4. The integration of the information metric and the CSS and ICP-EKF algorithms to arrive at a unified localisation framework that uses measurements from both artificial and natural landmarks, combined with dead-reckoning sensors, to deliver reliable vehicle position estimates.
The localisation framework developed is sufficiently generic to be used on a variety of other autonomous land vehicle systems. This is demonstrated by its implementation using field data collected from three different trials on three different vehicles. The first trial was carried out on a four-wheel drive vehicle in an underground mine tunnel. The second trial was conducted on a Load-Haul-Dump (LHD) truck in a test tunnel constructed to emulate an underground mine. The estimates of the proposed localisation algorithms are compared to the ground truth provided by an artificial landmark-based localisation algorithm that uses bearing measurements from a laser. To demonstrate the feasibility and reliability of both the natural landmark extraction and localisation algorithms, these are also implemented on a utility vehicle in an outdoor area within the University's campus. The results demonstrate the robustness of the proposed localisation algorithms in producing reliable and accurate position estimates for autonomous vehicles operating in a variety of unstructured domains.

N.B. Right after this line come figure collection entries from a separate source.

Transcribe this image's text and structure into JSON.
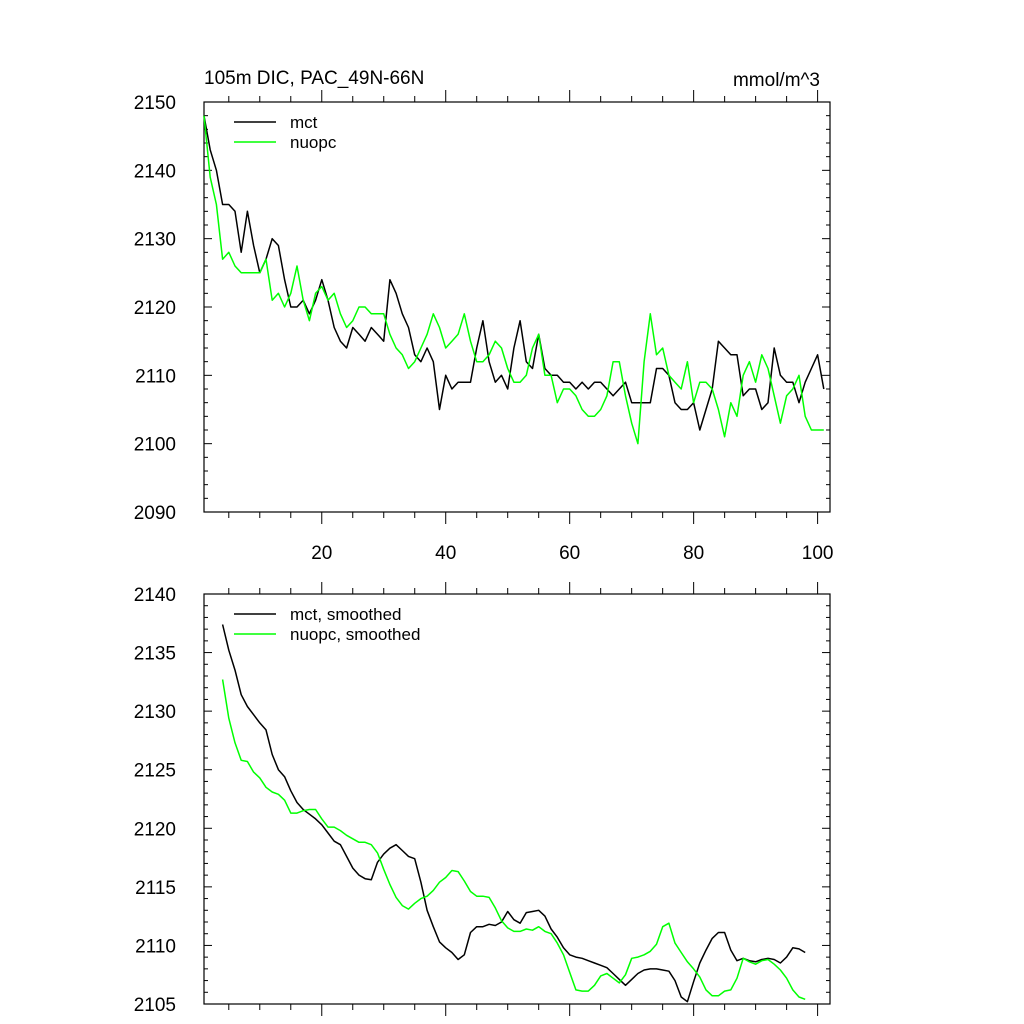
{
  "chart_data": [
    {
      "type": "line",
      "title": "105m DIC, PAC_49N-66N",
      "units": "mmol/m^3",
      "xlim": [
        1,
        102
      ],
      "ylim": [
        2090,
        2150
      ],
      "x_ticks": [
        20,
        40,
        60,
        80,
        100
      ],
      "y_ticks": [
        2090,
        2100,
        2110,
        2120,
        2130,
        2140,
        2150
      ],
      "x_tick_labels": [
        "20",
        "40",
        "60",
        "80",
        "100"
      ],
      "y_tick_labels": [
        "2090",
        "2100",
        "2110",
        "2120",
        "2130",
        "2140",
        "2150"
      ],
      "legend": "top-left",
      "series": [
        {
          "name": "mct",
          "color": "#000000",
          "x": [
            1,
            2,
            3,
            4,
            5,
            6,
            7,
            8,
            9,
            10,
            11,
            12,
            13,
            14,
            15,
            16,
            17,
            18,
            19,
            20,
            21,
            22,
            23,
            24,
            25,
            26,
            27,
            28,
            29,
            30,
            31,
            32,
            33,
            34,
            35,
            36,
            37,
            38,
            39,
            40,
            41,
            42,
            43,
            44,
            45,
            46,
            47,
            48,
            49,
            50,
            51,
            52,
            53,
            54,
            55,
            56,
            57,
            58,
            59,
            60,
            61,
            62,
            63,
            64,
            65,
            66,
            67,
            68,
            69,
            70,
            71,
            72,
            73,
            74,
            75,
            76,
            77,
            78,
            79,
            80,
            81,
            82,
            83,
            84,
            85,
            86,
            87,
            88,
            89,
            90,
            91,
            92,
            93,
            94,
            95,
            96,
            97,
            98,
            99,
            100,
            101
          ],
          "values": [
            2148,
            2143,
            2140,
            2135,
            2135,
            2134,
            2128,
            2134,
            2129,
            2125,
            2127,
            2130,
            2129,
            2124,
            2120,
            2120,
            2121,
            2119,
            2121,
            2124,
            2121,
            2117,
            2115,
            2114,
            2117,
            2116,
            2115,
            2117,
            2116,
            2115,
            2124,
            2122,
            2119,
            2117,
            2113,
            2112,
            2114,
            2112,
            2105,
            2110,
            2108,
            2109,
            2109,
            2109,
            2114,
            2118,
            2112,
            2109,
            2110,
            2108,
            2114,
            2118,
            2112,
            2111,
            2116,
            2111,
            2110,
            2110,
            2109,
            2109,
            2108,
            2109,
            2108,
            2109,
            2109,
            2108,
            2107,
            2108,
            2109,
            2106,
            2106,
            2106,
            2106,
            2111,
            2111,
            2110,
            2106,
            2105,
            2105,
            2106,
            2102,
            2105,
            2108,
            2115,
            2114,
            2113,
            2113,
            2107,
            2108,
            2108,
            2105,
            2106,
            2114,
            2110,
            2109,
            2109,
            2106,
            2109,
            2111,
            2113,
            2108
          ]
        },
        {
          "name": "nuopc",
          "color": "#00ff00",
          "x": [
            1,
            2,
            3,
            4,
            5,
            6,
            7,
            8,
            9,
            10,
            11,
            12,
            13,
            14,
            15,
            16,
            17,
            18,
            19,
            20,
            21,
            22,
            23,
            24,
            25,
            26,
            27,
            28,
            29,
            30,
            31,
            32,
            33,
            34,
            35,
            36,
            37,
            38,
            39,
            40,
            41,
            42,
            43,
            44,
            45,
            46,
            47,
            48,
            49,
            50,
            51,
            52,
            53,
            54,
            55,
            56,
            57,
            58,
            59,
            60,
            61,
            62,
            63,
            64,
            65,
            66,
            67,
            68,
            69,
            70,
            71,
            72,
            73,
            74,
            75,
            76,
            77,
            78,
            79,
            80,
            81,
            82,
            83,
            84,
            85,
            86,
            87,
            88,
            89,
            90,
            91,
            92,
            93,
            94,
            95,
            96,
            97,
            98,
            99,
            100,
            101
          ],
          "values": [
            2148,
            2139,
            2135,
            2127,
            2128,
            2126,
            2125,
            2125,
            2125,
            2125,
            2127,
            2121,
            2122,
            2120,
            2122,
            2126,
            2121,
            2118,
            2122,
            2123,
            2121,
            2122,
            2119,
            2117,
            2118,
            2120,
            2120,
            2119,
            2119,
            2119,
            2116,
            2114,
            2113,
            2111,
            2112,
            2114,
            2116,
            2119,
            2117,
            2114,
            2115,
            2116,
            2119,
            2115,
            2112,
            2112,
            2113,
            2115,
            2114,
            2111,
            2109,
            2109,
            2110,
            2114,
            2116,
            2110,
            2110,
            2106,
            2108,
            2108,
            2107,
            2105,
            2104,
            2104,
            2105,
            2107,
            2112,
            2112,
            2107,
            2103,
            2100,
            2112,
            2119,
            2113,
            2114,
            2110,
            2109,
            2108,
            2112,
            2106,
            2109,
            2109,
            2108,
            2105,
            2101,
            2106,
            2104,
            2110,
            2112,
            2109,
            2113,
            2111,
            2107,
            2103,
            2107,
            2108,
            2110,
            2104,
            2102,
            2102,
            2102
          ]
        }
      ]
    },
    {
      "type": "line",
      "title": "",
      "units": "",
      "xlim": [
        1,
        102
      ],
      "ylim": [
        2105,
        2140
      ],
      "x_ticks": [
        20,
        40,
        60,
        80,
        100
      ],
      "y_ticks": [
        2105,
        2110,
        2115,
        2120,
        2125,
        2130,
        2135,
        2140
      ],
      "y_tick_labels": [
        "2105",
        "2110",
        "2115",
        "2120",
        "2125",
        "2130",
        "2135",
        "2140"
      ],
      "legend": "top-left",
      "series": [
        {
          "name": "mct, smoothed",
          "color": "#000000",
          "x": [
            4,
            5,
            6,
            7,
            8,
            9,
            10,
            11,
            12,
            13,
            14,
            15,
            16,
            17,
            18,
            19,
            20,
            21,
            22,
            23,
            24,
            25,
            26,
            27,
            28,
            29,
            30,
            31,
            32,
            33,
            34,
            35,
            36,
            37,
            38,
            39,
            40,
            41,
            42,
            43,
            44,
            45,
            46,
            47,
            48,
            49,
            50,
            51,
            52,
            53,
            54,
            55,
            56,
            57,
            58,
            59,
            60,
            61,
            62,
            63,
            64,
            65,
            66,
            67,
            68,
            69,
            70,
            71,
            72,
            73,
            74,
            75,
            76,
            77,
            78,
            79,
            80,
            81,
            82,
            83,
            84,
            85,
            86,
            87,
            88,
            89,
            90,
            91,
            92,
            93,
            94,
            95,
            96,
            97,
            98
          ],
          "values": [
            2137.4,
            2135.2,
            2133.5,
            2131.4,
            2130.4,
            2129.7,
            2129.0,
            2128.4,
            2126.3,
            2125.0,
            2124.4,
            2123.2,
            2122.2,
            2121.6,
            2121.2,
            2120.8,
            2120.3,
            2119.6,
            2118.9,
            2118.6,
            2117.6,
            2116.6,
            2116.0,
            2115.7,
            2115.6,
            2117.1,
            2117.8,
            2118.3,
            2118.6,
            2118.1,
            2117.6,
            2117.4,
            2115.4,
            2113.0,
            2111.6,
            2110.3,
            2109.8,
            2109.4,
            2108.8,
            2109.2,
            2111.1,
            2111.6,
            2111.6,
            2111.8,
            2111.7,
            2112.0,
            2112.9,
            2112.2,
            2111.9,
            2112.8,
            2112.9,
            2113.0,
            2112.5,
            2111.4,
            2110.7,
            2109.8,
            2109.2,
            2109.0,
            2108.9,
            2108.7,
            2108.5,
            2108.3,
            2108.1,
            2107.6,
            2107.1,
            2106.6,
            2107.1,
            2107.6,
            2107.9,
            2108.0,
            2108.0,
            2107.9,
            2107.8,
            2107.0,
            2105.6,
            2105.2,
            2106.9,
            2108.5,
            2109.6,
            2110.6,
            2111.1,
            2111.1,
            2109.6,
            2108.7,
            2108.9,
            2108.7,
            2108.6,
            2108.8,
            2108.9,
            2108.8,
            2108.5,
            2109.0,
            2109.8,
            2109.7,
            2109.4
          ]
        },
        {
          "name": "nuopc, smoothed",
          "color": "#00ff00",
          "x": [
            4,
            5,
            6,
            7,
            8,
            9,
            10,
            11,
            12,
            13,
            14,
            15,
            16,
            17,
            18,
            19,
            20,
            21,
            22,
            23,
            24,
            25,
            26,
            27,
            28,
            29,
            30,
            31,
            32,
            33,
            34,
            35,
            36,
            37,
            38,
            39,
            40,
            41,
            42,
            43,
            44,
            45,
            46,
            47,
            48,
            49,
            50,
            51,
            52,
            53,
            54,
            55,
            56,
            57,
            58,
            59,
            60,
            61,
            62,
            63,
            64,
            65,
            66,
            67,
            68,
            69,
            70,
            71,
            72,
            73,
            74,
            75,
            76,
            77,
            78,
            79,
            80,
            81,
            82,
            83,
            84,
            85,
            86,
            87,
            88,
            89,
            90,
            91,
            92,
            93,
            94,
            95,
            96,
            97,
            98
          ],
          "values": [
            2132.7,
            2129.4,
            2127.3,
            2125.8,
            2125.7,
            2124.8,
            2124.3,
            2123.5,
            2123.1,
            2122.9,
            2122.4,
            2121.3,
            2121.3,
            2121.5,
            2121.6,
            2121.6,
            2120.8,
            2120.1,
            2120.1,
            2119.8,
            2119.4,
            2119.1,
            2118.8,
            2118.8,
            2118.6,
            2117.9,
            2116.5,
            2115.2,
            2114.1,
            2113.4,
            2113.1,
            2113.6,
            2114.0,
            2114.2,
            2114.7,
            2115.4,
            2115.8,
            2116.4,
            2116.3,
            2115.5,
            2114.6,
            2114.2,
            2114.2,
            2114.1,
            2113.2,
            2112.1,
            2111.5,
            2111.2,
            2111.2,
            2111.4,
            2111.3,
            2111.6,
            2111.2,
            2111.0,
            2110.2,
            2109.2,
            2107.7,
            2106.2,
            2106.1,
            2106.1,
            2106.6,
            2107.4,
            2107.6,
            2107.2,
            2106.8,
            2107.5,
            2108.9,
            2109.0,
            2109.2,
            2109.5,
            2110.1,
            2111.6,
            2111.9,
            2110.2,
            2109.4,
            2108.6,
            2108.0,
            2107.3,
            2106.2,
            2105.7,
            2105.7,
            2106.1,
            2106.2,
            2107.2,
            2108.9,
            2108.6,
            2108.4,
            2108.7,
            2108.8,
            2108.4,
            2107.9,
            2107.2,
            2106.2,
            2105.6,
            2105.4
          ]
        }
      ]
    }
  ]
}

Rajmohan Madhavan was born in Madras, India, in 1973. He received the Bachelor of Engineering degree (Electrical and Electronics) in 1995 from the College of Engineering, Guindy, Anna University, India and the Master of Engineering (Research) degree (Control and Robotics) in 1997 from the Department of Engineering, The Australian National University, Australia. He received his Ph.D. degree (Field Robotics) in 2001 from the School of Aerospace, Mechanical and Mechatronic Engineering (Department of Mechanical and Mechatronic Engineering at the time of completion) from the University of Sydney, Sydney, Australia. Since 2001, he has been a research associate with the Oak Ridge National Laboratory (ORNL) and is currently a guest researcher with the Intelligent Systems Division of the National Institute of Standards and Technology (NIST). His current research interests include autonomous vehicle navigation in large and complex environments, distributed heterogenous sensing and systems and control theory.